Those following the news about the assault of CBS reporter Lara Logan would have noted a few points; firstly, that there was an attempt to blame pro-Mubarak supporters for the assault, even though Mubarak had already quit, and celebrating anti-Mubarak crowds were present in Tahrir Square at the time. Then, there was brief mention of the fact that there were cries of “Jew, Jew”as she was assaulted, but that statements as to who was responsible were limited. (Al Jazeera barely mentioned it. and finally, a US reporter with the obviously Jewish name of Nir Rosen, was condemned and sacked for writing mocking remarks about Logan.

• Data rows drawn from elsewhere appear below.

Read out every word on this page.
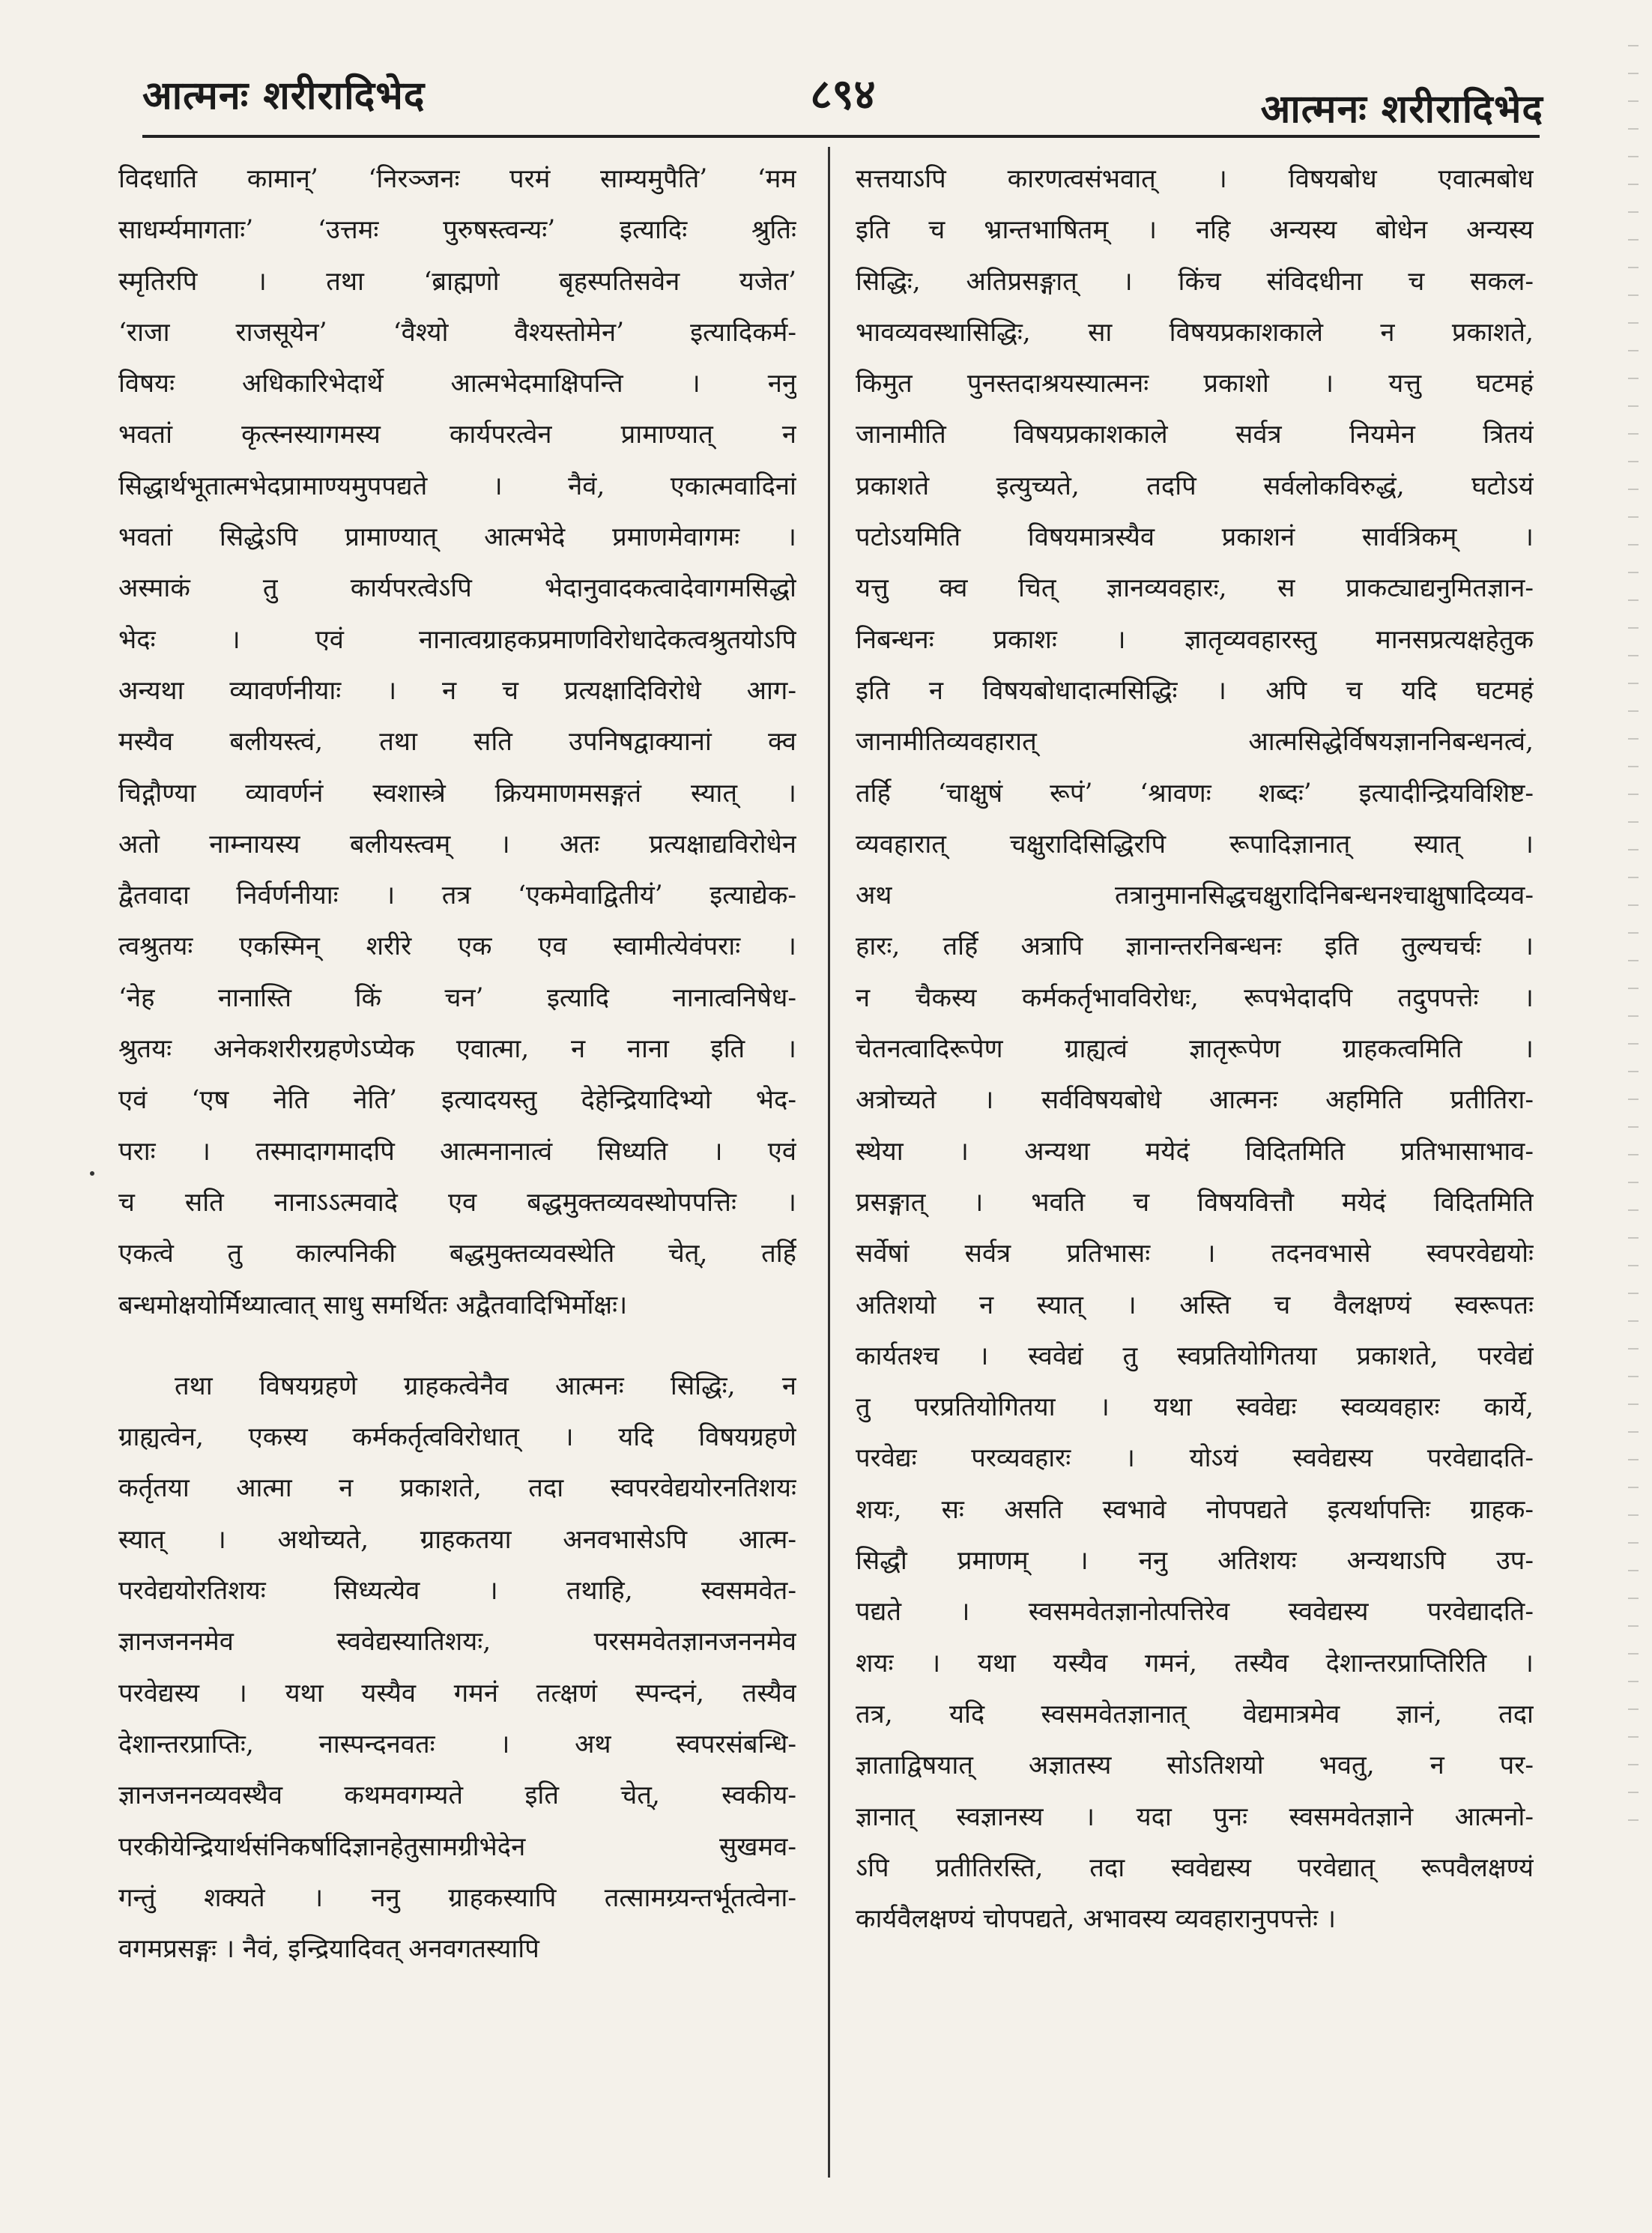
आत्मनः शरीरादिभेद	८९४	आत्मनः शरीरादिभेद
विदधाति कामान्’ ‘निरञ्जनः परमं साम्यमुपैति’ ‘मम
साधर्म्यमागताः’ ‘उत्तमः पुरुषस्त्वन्यः’ इत्यादिः श्रुतिः
स्मृतिरपि । तथा ‘ब्राह्मणो बृहस्पतिसवेन यजेत’
‘राजा राजसूयेन’ ‘वैश्यो वैश्यस्तोमेन’ इत्यादिकर्म-
विषयः अधिकारिभेदार्थे आत्मभेदमाक्षिपन्ति । ननु
भवतां कृत्स्नस्यागमस्य कार्यपरत्वेन प्रामाण्यात् न
सिद्धार्थभूतात्मभेदप्रामाण्यमुपपद्यते । नैवं, एकात्मवादिनां
भवतां सिद्धेऽपि प्रामाण्यात् आत्मभेदे प्रमाणमेवागमः ।
अस्माकं तु कार्यपरत्वेऽपि भेदानुवादकत्वादेवागमसिद्धो
भेदः । एवं नानात्वग्राहकप्रमाणविरोधादेकत्वश्रुतयोऽपि
अन्यथा व्यावर्णनीयाः । न च प्रत्यक्षादिविरोधे आग-
मस्यैव बलीयस्त्वं, तथा सति उपनिषद्वाक्यानां क्व
चिद्गौण्या व्यावर्णनं स्वशास्त्रे क्रियमाणमसङ्गतं स्यात् ।
अतो नाम्नायस्य बलीयस्त्वम् । अतः प्रत्यक्षाद्यविरोधेन
द्वैतवादा निर्वर्णनीयाः । तत्र ‘एकमेवाद्वितीयं’ इत्याद्येक-
त्वश्रुतयः एकस्मिन् शरीरे एक एव स्वामीत्येवंपराः ।
‘नेह नानास्ति किं चन’ इत्यादि नानात्वनिषेध-
श्रुतयः अनेकशरीरग्रहणेऽप्येक एवात्मा, न नाना इति ।
एवं ‘एष नेति नेति’ इत्यादयस्तु देहेन्द्रियादिभ्यो भेद-
पराः । तस्मादागमादपि आत्मनानात्वं सिध्यति । एवं
च सति नानाऽऽत्मवादे एव बद्धमुक्तव्यवस्थोपपत्तिः ।
एकत्वे तु काल्पनिकी बद्धमुक्तव्यवस्थेति चेत्, तर्हि
बन्धमोक्षयोर्मिथ्यात्वात् साधु समर्थितः अद्वैतवादिभिर्मोक्षः।
तथा विषयग्रहणे ग्राहकत्वेनैव आत्मनः सिद्धिः, न
ग्राह्यत्वेन, एकस्य कर्मकर्तृत्वविरोधात् । यदि विषयग्रहणे
कर्तृतया आत्मा न प्रकाशते, तदा स्वपरवेद्ययोरनतिशयः
स्यात् । अथोच्यते, ग्राहकतया अनवभासेऽपि आत्म-
परवेद्ययोरतिशयः सिध्यत्येव । तथाहि, स्वसमवेत-
ज्ञानजननमेव स्ववेद्यस्यातिशयः, परसमवेतज्ञानजननमेव
परवेद्यस्य । यथा यस्यैव गमनं तत्क्षणं स्पन्दनं, तस्यैव
देशान्तरप्राप्तिः, नास्पन्दनवतः । अथ स्वपरसंबन्धि-
ज्ञानजननव्यवस्थैव कथमवगम्यते इति चेत्, स्वकीय-
परकीयेन्द्रियार्थसंनिकर्षादिज्ञानहेतुसामग्रीभेदेन सुखमव-
गन्तुं शक्यते । ननु ग्राहकस्यापि तत्सामग्र्यन्तर्भूतत्वेना-
वगमप्रसङ्गः । नैवं, इन्द्रियादिवत् अनवगतस्यापि
सत्तयाऽपि कारणत्वसंभवात् । विषयबोध एवात्मबोध
इति च भ्रान्तभाषितम् । नहि अन्यस्य बोधेन अन्यस्य
सिद्धिः, अतिप्रसङ्गात् । किंच संविदधीना च सकल-
भावव्यवस्थासिद्धिः, सा विषयप्रकाशकाले न प्रकाशते,
किमुत पुनस्तदाश्रयस्यात्मनः प्रकाशो । यत्तु घटमहं
जानामीति विषयप्रकाशकाले सर्वत्र नियमेन त्रितयं
प्रकाशते इत्युच्यते, तदपि सर्वलोकविरुद्धं, घटोऽयं
पटोऽयमिति विषयमात्रस्यैव प्रकाशनं सार्वत्रिकम् ।
यत्तु क्व चित् ज्ञानव्यवहारः, स प्राकट्याद्यनुमितज्ञान-
निबन्धनः प्रकाशः । ज्ञातृव्यवहारस्तु मानसप्रत्यक्षहेतुक
इति न विषयबोधादात्मसिद्धिः । अपि च यदि घटमहं
जानामीतिव्यवहारात् आत्मसिद्धेर्विषयज्ञाननिबन्धनत्वं,
तर्हि ‘चाक्षुषं रूपं’ ‘श्रावणः शब्दः’ इत्यादीन्द्रियविशिष्ट-
व्यवहारात् चक्षुरादिसिद्धिरपि रूपादिज्ञानात् स्यात् ।
अथ तत्रानुमानसिद्धचक्षुरादिनिबन्धनश्चाक्षुषादिव्यव-
हारः, तर्हि अत्रापि ज्ञानान्तरनिबन्धनः इति तुल्यचर्चः ।
न चैकस्य कर्मकर्तृभावविरोधः, रूपभेदादपि तदुपपत्तेः ।
चेतनत्वादिरूपेण ग्राह्यत्वं ज्ञातृरूपेण ग्राहकत्वमिति ।
अत्रोच्यते । सर्वविषयबोधे आत्मनः अहमिति प्रतीतिरा-
स्थेया । अन्यथा मयेदं विदितमिति प्रतिभासाभाव-
प्रसङ्गात् । भवति च विषयवित्तौ मयेदं विदितमिति
सर्वेषां सर्वत्र प्रतिभासः । तदनवभासे स्वपरवेद्ययोः
अतिशयो न स्यात् । अस्ति च वैलक्षण्यं स्वरूपतः
कार्यतश्च । स्ववेद्यं तु स्वप्रतियोगितया प्रकाशते, परवेद्यं
तु परप्रतियोगितया । यथा स्ववेद्यः स्वव्यवहारः कार्ये,
परवेद्यः परव्यवहारः । योऽयं स्ववेद्यस्य परवेद्यादति-
शयः, सः असति स्वभावे नोपपद्यते इत्यर्थापत्तिः ग्राहक-
सिद्धौ प्रमाणम् । ननु अतिशयः अन्यथाऽपि उप-
पद्यते । स्वसमवेतज्ञानोत्पत्तिरेव स्ववेद्यस्य परवेद्यादति-
शयः । यथा यस्यैव गमनं, तस्यैव देशान्तरप्राप्तिरिति ।
तत्र, यदि स्वसमवेतज्ञानात् वेद्यमात्रमेव ज्ञानं, तदा
ज्ञाताद्विषयात् अज्ञातस्य सोऽतिशयो भवतु, न पर-
ज्ञानात् स्वज्ञानस्य । यदा पुनः स्वसमवेतज्ञाने आत्मनो-
ऽपि प्रतीतिरस्ति, तदा स्ववेद्यस्य परवेद्यात् रूपवैलक्षण्यं
कार्यवैलक्षण्यं चोपपद्यते, अभावस्य व्यवहारानुपपत्तेः ।
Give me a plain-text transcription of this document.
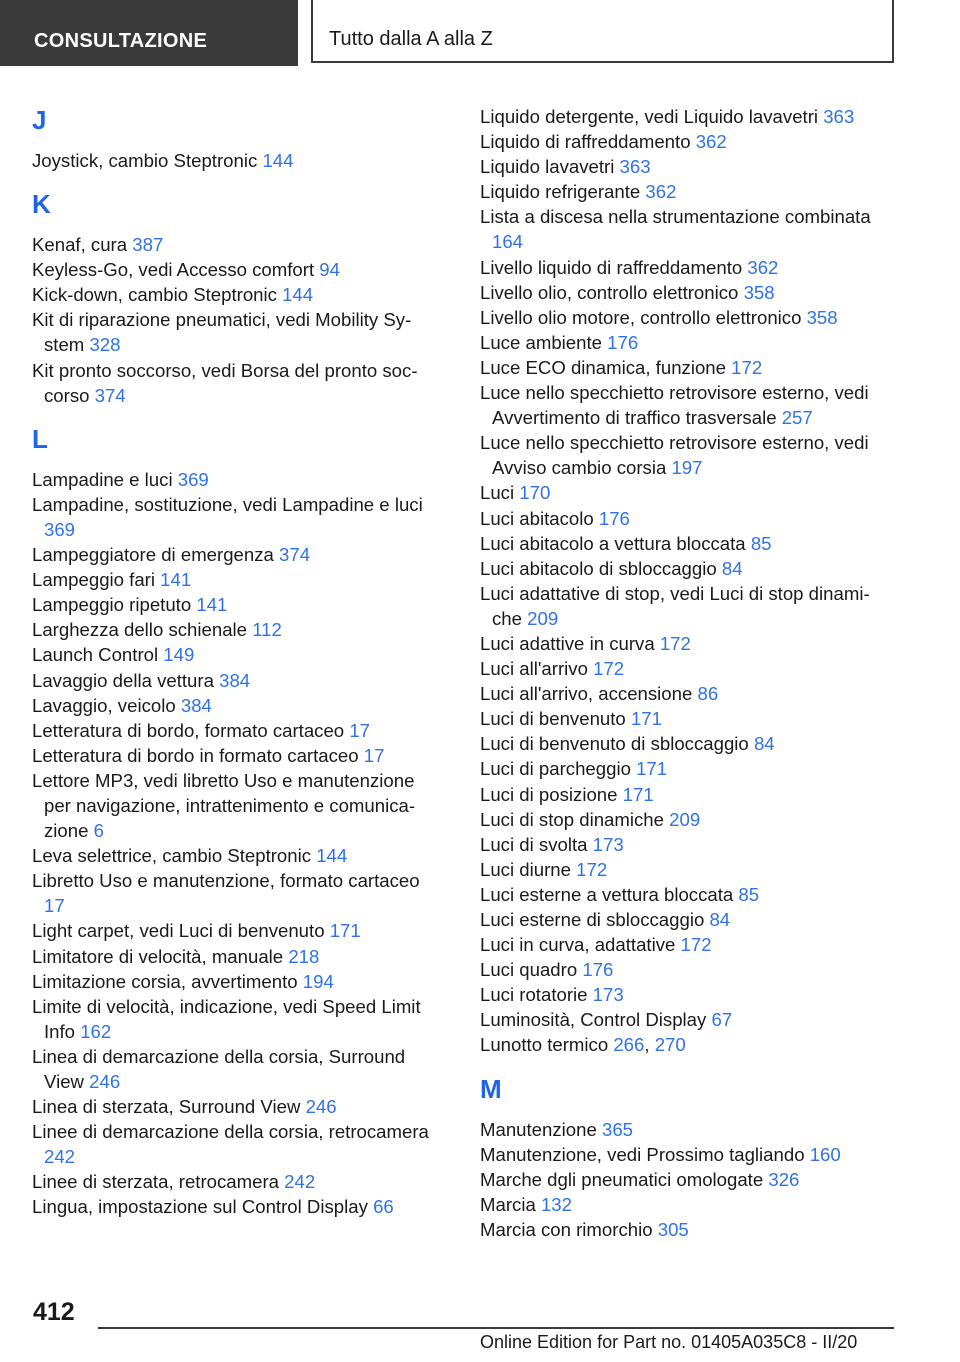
CONSULTAZIONE	Tutto dalla A alla Z
J
Joystick, cambio Steptronic 144
K
Kenaf, cura 387
Keyless-Go, vedi Accesso comfort 94
Kick-down, cambio Steptronic 144
Kit di riparazione pneumatici, vedi Mobility System 328
Kit pronto soccorso, vedi Borsa del pronto soccorso 374
L
Lampadine e luci 369
Lampadine, sostituzione, vedi Lampadine e luci 369
Lampeggiatore di emergenza 374
Lampeggio fari 141
Lampeggio ripetuto 141
Larghezza dello schienale 112
Launch Control 149
Lavaggio della vettura 384
Lavaggio, veicolo 384
Letteratura di bordo, formato cartaceo 17
Letteratura di bordo in formato cartaceo 17
Lettore MP3, vedi libretto Uso e manutenzione per navigazione, intrattenimento e comunicazione 6
Leva selettrice, cambio Steptronic 144
Libretto Uso e manutenzione, formato cartaceo 17
Light carpet, vedi Luci di benvenuto 171
Limitatore di velocità, manuale 218
Limitazione corsia, avvertimento 194
Limite di velocità, indicazione, vedi Speed Limit Info 162
Linea di demarcazione della corsia, Surround View 246
Linea di sterzata, Surround View 246
Linee di demarcazione della corsia, retrocamera 242
Linee di sterzata, retrocamera 242
Lingua, impostazione sul Control Display 66
Liquido detergente, vedi Liquido lavavetri 363
Liquido di raffreddamento 362
Liquido lavavetri 363
Liquido refrigerante 362
Lista a discesa nella strumentazione combinata 164
Livello liquido di raffreddamento 362
Livello olio, controllo elettronico 358
Livello olio motore, controllo elettronico 358
Luce ambiente 176
Luce ECO dinamica, funzione 172
Luce nello specchietto retrovisore esterno, vedi Avvertimento di traffico trasversale 257
Luce nello specchietto retrovisore esterno, vedi Avviso cambio corsia 197
Luci 170
Luci abitacolo 176
Luci abitacolo a vettura bloccata 85
Luci abitacolo di sbloccaggio 84
Luci adattative di stop, vedi Luci di stop dinamiche 209
Luci adattive in curva 172
Luci all'arrivo 172
Luci all'arrivo, accensione 86
Luci di benvenuto 171
Luci di benvenuto di sbloccaggio 84
Luci di parcheggio 171
Luci di posizione 171
Luci di stop dinamiche 209
Luci di svolta 173
Luci diurne 172
Luci esterne a vettura bloccata 85
Luci esterne di sbloccaggio 84
Luci in curva, adattative 172
Luci quadro 176
Luci rotatorie 173
Luminosità, Control Display 67
Lunotto termico 266, 270
M
Manutenzione 365
Manutenzione, vedi Prossimo tagliando 160
Marche dgli pneumatici omologate 326
Marcia 132
Marcia con rimorchio 305
412
Online Edition for Part no. 01405A035C8 - II/20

To put it all together, Caroline Glick has written an excellent primer about identity politics and victimhood. First, shed no tears for Nir Rosen, who Glick describes as a radical leftist whose “writings reveal him as an anti-Semite and an anti- American. Rosen has written prolifically about his hope to see Israel destroyed. His war reporting from Afghanistan and Iraq unfailingly takes the side of America’s enemies. He was an embedded reporter with the Taliban and is an outspoken champion of Hezbollah, Hamas and the Taliban.
Rosen’s hateful politics have brought him book contracts, prestigious fellowships, interviews on influential television shows and even a request to give testimony before the US Senate. His work has been published in elite magazines and newspapers. No one batted a lash when he called for Israel to be destroyed or supported the Taliban – whose treatment of women and girls is among the most brutal in history. But for attacking Logan, he was excommunicated from polite society.”
Caroline Glick notes that “Identity politics revolve around the narrative of victimization. For adherents to identity politics, the victim is not a person, but a member of a privileged victim group. That is, the status of victimhood is not determined by facts, but by membership in an identity group. Stories about victims are not dictated by facts. Victim stories are tailored to fit the victim. Facts, values and individual responsibility are all irrelevant. In light of this, a person’s membership in specific victim groups is far more important than his behavior. And there is a clear pecking order of victimhood in identity politics.
Anti-American Third World national, religious and ethnic groups are at the top of the victim food chain. They out-victim everyone else. After them come the Western victims: Racial minorities, women, homosexuals, children and animals.
Israelis, Jews, Americans, white males and rich people are the predetermined perpetrators. No matter how badly they are victimized, brave reporters will go to heroic lengths to ignore, underplay or explain away their suffering. In cases when victim groups are attacked by victim groups – for instance when Iraqis were attacked by Saddam, or Palestinians are attacked by the PA, the media tend to ignore the story. When members of Western victim groups are attacked by Third World victims, the story can be reported, but with as little mention of the identity of the victim-perpetrators as possible. So it was with coverage of Logan and the rest of the foreign reporters assaulted in Egypt. They were attacked by invisible attackers with no identities, no barbaric values, no moral responsibility, and no criminal culpability. CBS went so far as to blur the faces of the men who surrounded Logan in the moments before she was attacked.”
Glick’s comments help in understanding identity politics, although her initial statement is clear that “identity politics are nothing more than socially acceptable bigotry!”